I used to live in bellshill and kept my horse full livery at southburn farm in Netherburn. Horses extremely well looked after, immaculate yard, lovely outdoor school and cross country course in summer. A little bit of road work for hacking though, but I guess that's pretty common.


----------



## Ollie83 (16 July 2015)

Hi lintel I did contact them and facilities and yard looked amazing! Unfortunately out of my budget tho  :-( alainax could you pm me prices for southburn? Also do you know what the winter turnout is like there? My horse is an ex racer and he doesn't do well when stabled. Weaves and chews any wood he can see!


----------



## Ollie83 (16 July 2015)

alainax I would not have been far from you when you were in bellshill! I'm in viewpark


----------



## Jingleballs (22 July 2015)

There is a new yard opening just along from Ross Dhu - https://www.facebook.com/westsunnysideequestrian?pnref=story


----------



## debserofe (23 July 2015)

Ross Dhu may not be the cheapest but everything is included so, whereas you may get somewhere else where the base price is cheaper, add up all the extras and they no longer seem cheap and Ross Dhu no longer seems expensive!


----------



## Ollie83 (23 July 2015)

Thanks jingle balls and debserofe for suggestions.  Unfortunately after having my horse for a few weeks he has chewed all of the wood at back of my friends stable and this is him only stabled for a few hours at a time!! Hate to think how he'll cope at a full livery yard over winter when he will be stabled from around 5-6 pm until next morning. 

So now thinking he will cope much better if he can live out all year. He is a good doer for a tb and has previously wintered out fine. Now on hunt for somewhere that will offer 24/7 turnout but with option to pay extra for cover on days I cant manage up! Which I realise will probably be very difficult :-(


----------



## Jingleballs (24 July 2015)

Try Sauchenhall in Cumbernauld.  The horses can live out most of the year (from memory mine lived out April to December).  If you don't want your horse stabled they have a few large barns that the horses live in in their herds with hay bales - I kept my horse stabled but others chose to put their horses in the sheds and were happy.  Also, their grass livery covers the cost of adlib hay plus feed.


----------



## Ollie83 (24 July 2015)

Thats weird jingleballs I just contacted kirsty at sauchenhall today!  She's going to get back to me over weekend as may have something   fingers crossed!

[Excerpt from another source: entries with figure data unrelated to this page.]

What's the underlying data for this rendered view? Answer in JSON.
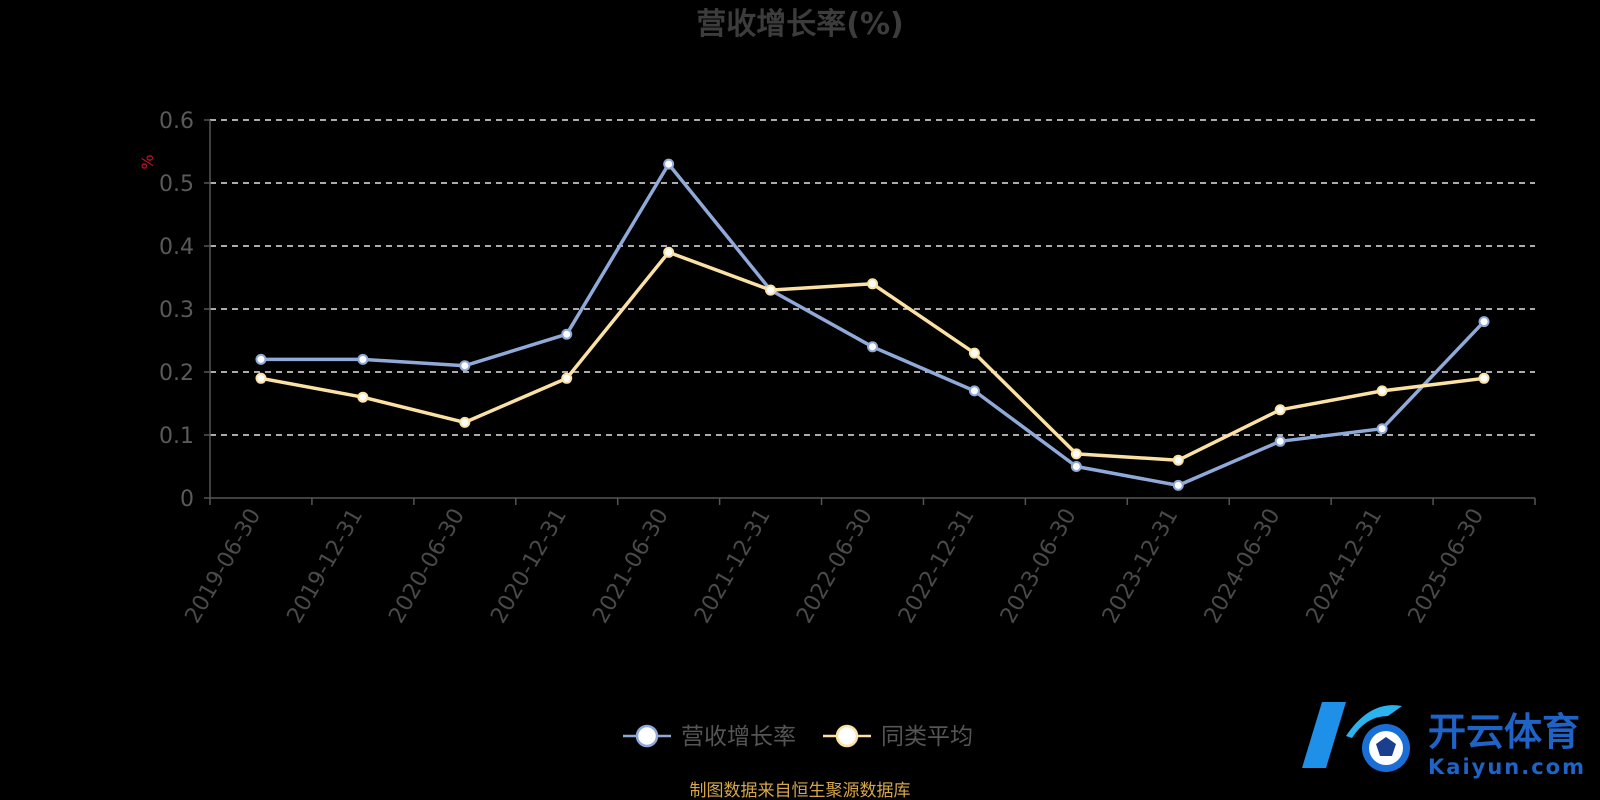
{
  "chart_data": {
    "type": "line",
    "title": "营收增长率(%)",
    "ylabel": "%",
    "ylim": [
      0,
      0.6
    ],
    "yticks": [
      "0",
      "0.1",
      "0.2",
      "0.3",
      "0.4",
      "0.5",
      "0.6"
    ],
    "grid": true,
    "legend_position": "bottom",
    "categories": [
      "2019-06-30",
      "2019-12-31",
      "2020-06-30",
      "2020-12-31",
      "2021-06-30",
      "2021-12-31",
      "2022-06-30",
      "2022-12-31",
      "2023-06-30",
      "2023-12-31",
      "2024-06-30",
      "2024-12-31",
      "2025-06-30"
    ],
    "series": [
      {
        "name": "营收增长率",
        "color": "#8fa9d8",
        "values": [
          0.22,
          0.22,
          0.21,
          0.26,
          0.53,
          0.33,
          0.24,
          0.17,
          0.05,
          0.02,
          0.09,
          0.11,
          0.28
        ]
      },
      {
        "name": "同类平均",
        "color": "#fbe1a4",
        "values": [
          0.19,
          0.16,
          0.12,
          0.19,
          0.39,
          0.33,
          0.34,
          0.23,
          0.07,
          0.06,
          0.14,
          0.17,
          0.19
        ]
      }
    ]
  },
  "source_note": "制图数据来自恒生聚源数据库",
  "watermark": {
    "text_cn": "开云体育",
    "text_en": "Kaiyun.com",
    "icon": "kaiyun-logo-icon"
  }
}
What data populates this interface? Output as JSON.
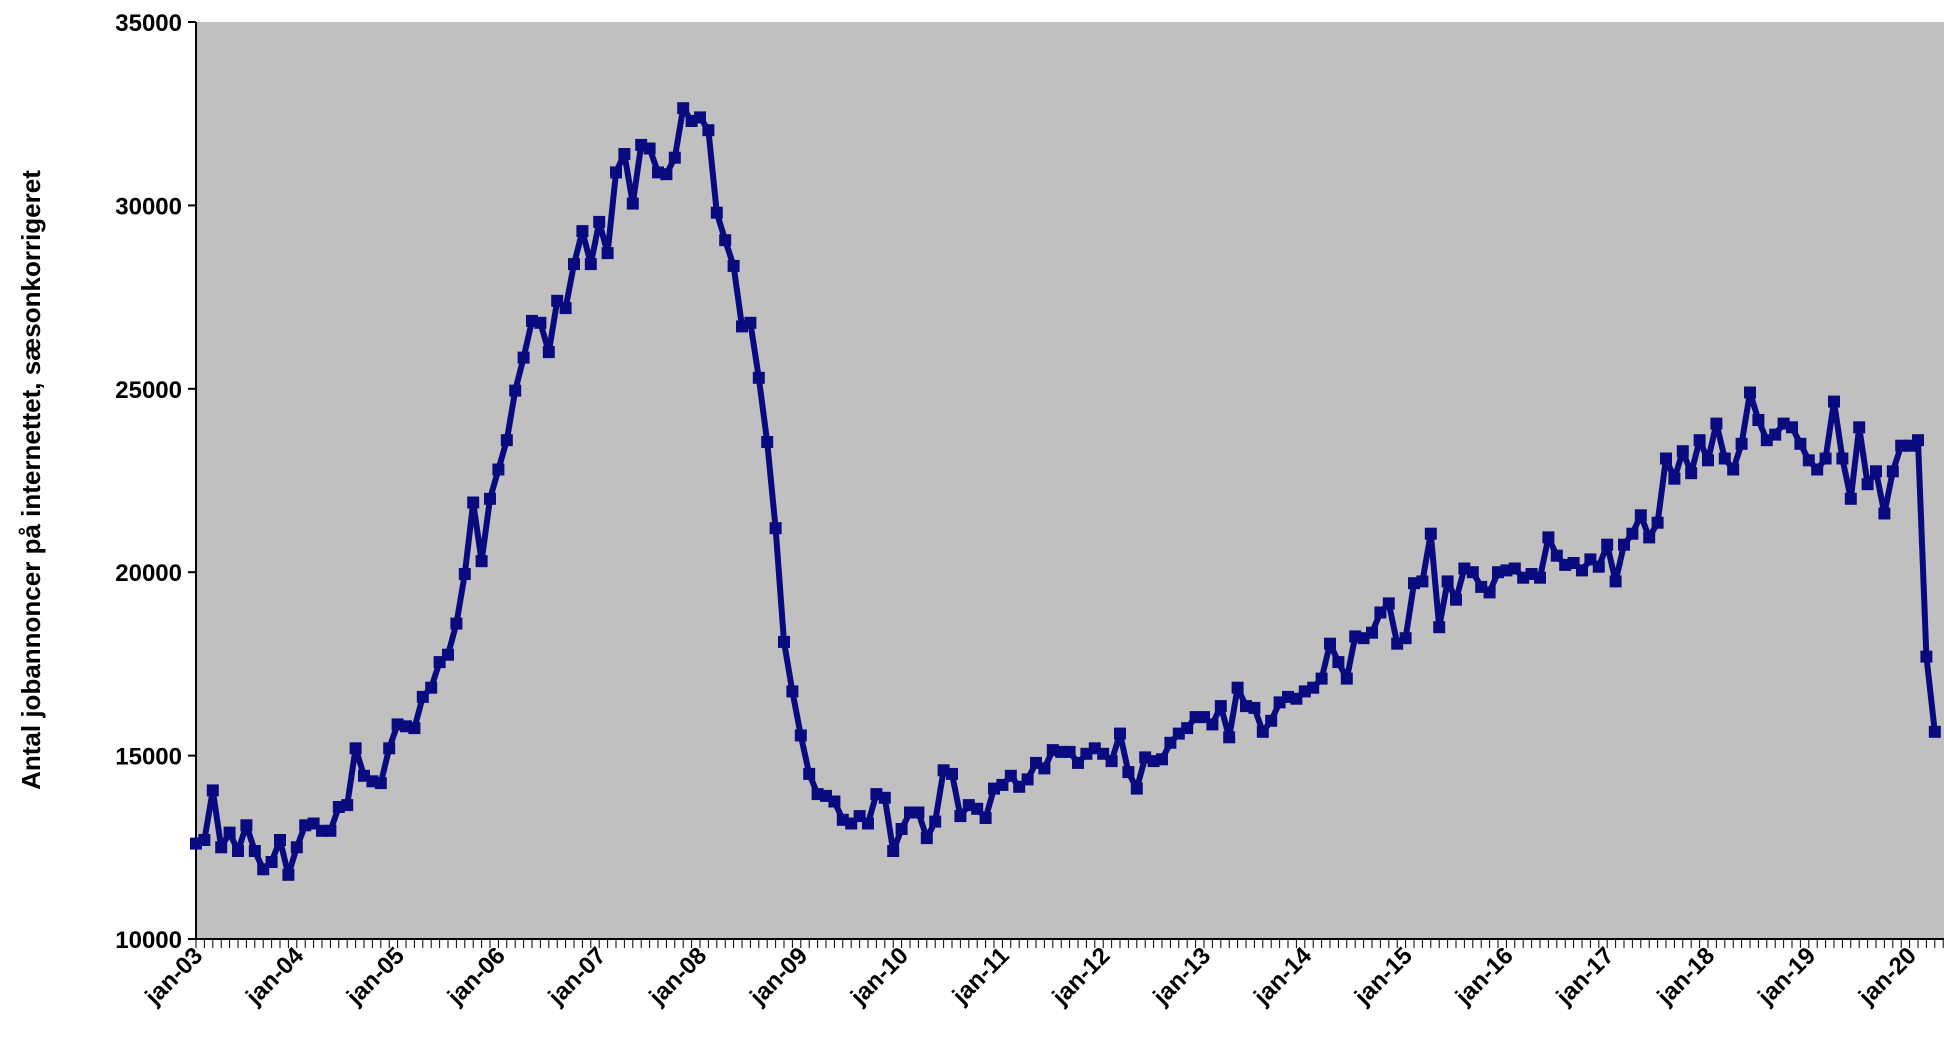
{
  "chart_data": {
    "type": "line",
    "title": "",
    "xlabel": "",
    "ylabel": "Antal jobannoncer på internettet, sæsonkorrigeret",
    "ylim": [
      10000,
      35000
    ],
    "yticks": [
      10000,
      15000,
      20000,
      25000,
      30000,
      35000
    ],
    "xtick_labels": [
      "jan-03",
      "jan-04",
      "jan-05",
      "jan-06",
      "jan-07",
      "jan-08",
      "jan-09",
      "jan-10",
      "jan-11",
      "jan-12",
      "jan-13",
      "jan-14",
      "jan-15",
      "jan-16",
      "jan-17",
      "jan-18",
      "jan-19",
      "jan-20"
    ],
    "x_start": "jan-03",
    "grid": false,
    "legend": "none",
    "colors": {
      "line": "#0a0a80",
      "plot_bg": "#c0c0c0",
      "axis": "#000000"
    },
    "series": [
      {
        "values": [
          12600,
          12700,
          14050,
          12500,
          12900,
          12400,
          13100,
          12400,
          11900,
          12100,
          12700,
          11750,
          12500,
          13100,
          13150,
          12950,
          12950,
          13600,
          13650,
          15200,
          14450,
          14300,
          14250,
          15200,
          15850,
          15800,
          15750,
          16600,
          16850,
          17550,
          17750,
          18600,
          19950,
          21900,
          20300,
          22000,
          22800,
          23600,
          24950,
          25850,
          26850,
          26800,
          26000,
          27400,
          27200,
          28400,
          29300,
          28400,
          29550,
          28700,
          30900,
          31400,
          30050,
          31650,
          31550,
          30900,
          30850,
          31300,
          32650,
          32300,
          32400,
          32050,
          29800,
          29050,
          28350,
          26700,
          26800,
          25300,
          23550,
          21200,
          18100,
          16750,
          15550,
          14500,
          13950,
          13900,
          13750,
          13250,
          13150,
          13350,
          13150,
          13950,
          13850,
          12400,
          13000,
          13450,
          13450,
          12750,
          13200,
          14600,
          14500,
          13350,
          13650,
          13550,
          13300,
          14100,
          14200,
          14450,
          14150,
          14350,
          14800,
          14650,
          15150,
          15100,
          15100,
          14800,
          15050,
          15200,
          15050,
          14850,
          15600,
          14550,
          14100,
          14950,
          14850,
          14900,
          15350,
          15600,
          15750,
          16050,
          16050,
          15850,
          16350,
          15500,
          16850,
          16350,
          16300,
          15650,
          15950,
          16450,
          16600,
          16550,
          16750,
          16850,
          17100,
          18050,
          17550,
          17100,
          18250,
          18200,
          18350,
          18900,
          19150,
          18050,
          18200,
          19700,
          19750,
          21050,
          18500,
          19750,
          19250,
          20100,
          20000,
          19600,
          19450,
          20000,
          20050,
          20100,
          19850,
          19950,
          19850,
          20950,
          20450,
          20200,
          20250,
          20050,
          20350,
          20150,
          20750,
          19750,
          20750,
          21050,
          21550,
          20950,
          21350,
          23100,
          22550,
          23300,
          22700,
          23600,
          23050,
          24050,
          23100,
          22800,
          23500,
          24900,
          24150,
          23600,
          23750,
          24050,
          23950,
          23500,
          23050,
          22800,
          23100,
          24650,
          23100,
          22000,
          23950,
          22400,
          22750,
          21600,
          22750,
          23450,
          23450,
          23600,
          17700,
          15650
        ]
      }
    ]
  }
}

So did you livery there then? Did you find it ok? Pm if needed.


----------



## Jingleballs (25 July 2015)

Ollie83 said:



			Thats weird jingleballs I just contacted kirsty at sauchenhall today!  She's going to get back to me over weekend as may have something   fingers crossed! So did you livery there then? Did you find it ok? Pm if needed.
		
Click to expand...

Yes I liveried there for a year and a half.  Only left as we moved house and it was too far.  Fields are really well maintained with much better turnout that most other yards in the area.  Good for hacking and everyone is very friendly. PM if you have any more questions.


----------